Foi questão de minutos para que os risos se tornassem choros de desespero e gritos, e que a música fosse o som do vidro estilhaçando pelo calor intenso, ou os tremores da estrutura de alvenaria que se desmontava como papel, com o tempo. Sequer conseguiu observar de onde as chamas haviam começado a se espalhar, o apagão rendeu lâmpadas fracas de emergência e uma luminosidade laranja que crescia cada vez mais, lambendo toda a decoração que queimava, consumida em fogo rapidamente. A fumaça escura provavelmente era tóxica pela composição material que queimava, e sabia que inalar aquilo não seria bom. Foi quase imediata a sensação da garganta se fechar por respirar aquele ar denso por um ou dois minutos. 

 

Os gritos eram extremamente irritantes e estridentes, o choramingar e o desespero das pessoas correndo, pisoteando umas às outras desesperadas, o deixava tonto também. Tinha certa consciência de que estava ficando sufocado, o calor intenso, ainda que distante do próprio corpo, parecia que iria queimá-lo vivo. Mas não tinha forças pra sair sozinho; não conseguia distinguir em que parte do salão estava, e onde era a saída. Tinha ingerido um pouco de álcool apenas, já tinha os sentidos reduzidos pelo efeito depressor em seu sistema nervoso, mas certamente aquela fumaça havia contribuído para a piora rapidamente. Sentia o suor escorrer pela pele, e repentinamente, uma parte da estrutura desmoronou sobre sua cabeça; a dor forte fez com que perdesse os sentidos por milésimos de segundo, ficando extremamente tonto. Esforçou-se para manter os olhos abertos ou apagaria de vez, levando a mão diretamente à testa. Era seu próprio sangue escorrendo.

 

Tirou a mão do rosto quando sentiu outro corpo se chocar com o seu, na confusão. Era Inguk, completamente transtornado, passando a puxá-lo, arrastando-o para fora dali, falando algumas coisas que se embaralharam em sua mente. Entendeu apenas que deveria se abaixar, mas estava irritado demais para processar que ele queria apenas ajudar. — Me solta, Inguk, caralho. Tá maluco? Não preciso que você me tire daqui. — Gritou ríspido, irritado, fitando o mais alto; as mãos foram ao peito dele, empurrando-o para trás com a última força que tinha, perdendo o equilíbrio e dando um passo para trás em reflexo. — Me deixa em paz. Não preciso que me salve por pena, ou algo assim. Foda-se. Vai embora! — Olhou com raiva uma última vez, antes de virar as costas para o amigo. Apressou-se para sair de perto do coreano, quando conseguiu encontrar visualmente a sinalização da saída no letreiro luminoso, seguindo o fluxo de pessoas que pareciam estar saindo pelo caminho certo.

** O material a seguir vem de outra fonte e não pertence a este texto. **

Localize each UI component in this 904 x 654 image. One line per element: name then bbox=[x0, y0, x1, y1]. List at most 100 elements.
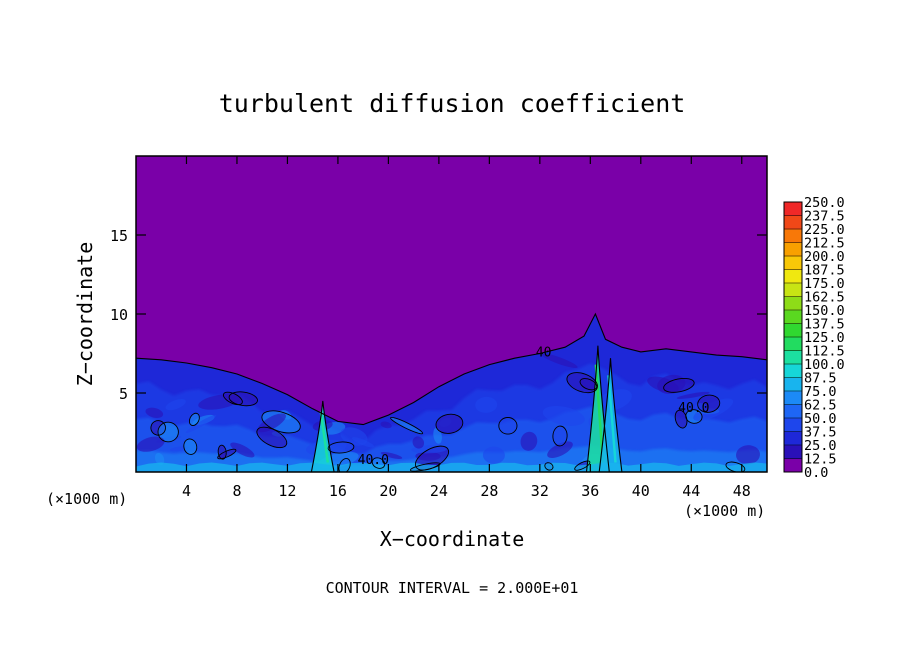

Não chegou a olhar para trás em momento algum.

 

Estava completamente sozinho, como sempre quis. Ninguém havia olhado para trás, tentado voltar para saber se estava bem ou… Respirando. Nunca se importou com aquilo, mas pela primeira vez, se sentia extremamente sufocado, e não sabia se era pela fumaça inalada ou outra coisa. Sua garganta parecia estreita demais, como se algo tivesse entalado ali, e o peito pressionado por dois pés pesados, esmagando-o. Queria ter a sensação das costelas quebrando, mas aquilo parecia uma dor pior. Sentia que seu peito estava cheio e ia explodir. Não… Tinha a sensação de estar se afogando. Mas Inguk havia voltado, muito provavelmente não por si. Tinha sido um golpe de sorte, ou azar, encontrá-lo no meio do caminho. Mas não precisava que fizessem algo por obrigação. Não precisava ser salvo de nada. Talvez só precisava encontrar uma forma mais rápida de morrer. Que não tivesse que passar os últimos momentos questionando coisas como aquilo. Mas ficaria para a próxima.

 

Não conseguia lembrar o que pensava até então, quando os socorristas o receberam do lado de fora, checando sua pupila com uma luz irritantemente forte, ou merdas como sua pulsação e o que mais fosse. “Escoriações leves, mas ele sofreu uma concussão. Vamos ter que mandá-lo para o hospital e deixá-lo em observação até amanhã. Como você se chama?” Questionou a socorrista. Concordou com a cabeça e respondeu roboticamente as questões, como podia. Estava confuso, não conseguia ver algum rosto conhecido em volta. Provavelmente era melhor assim. Combinava mais consigo ser solitário, como haviam dito.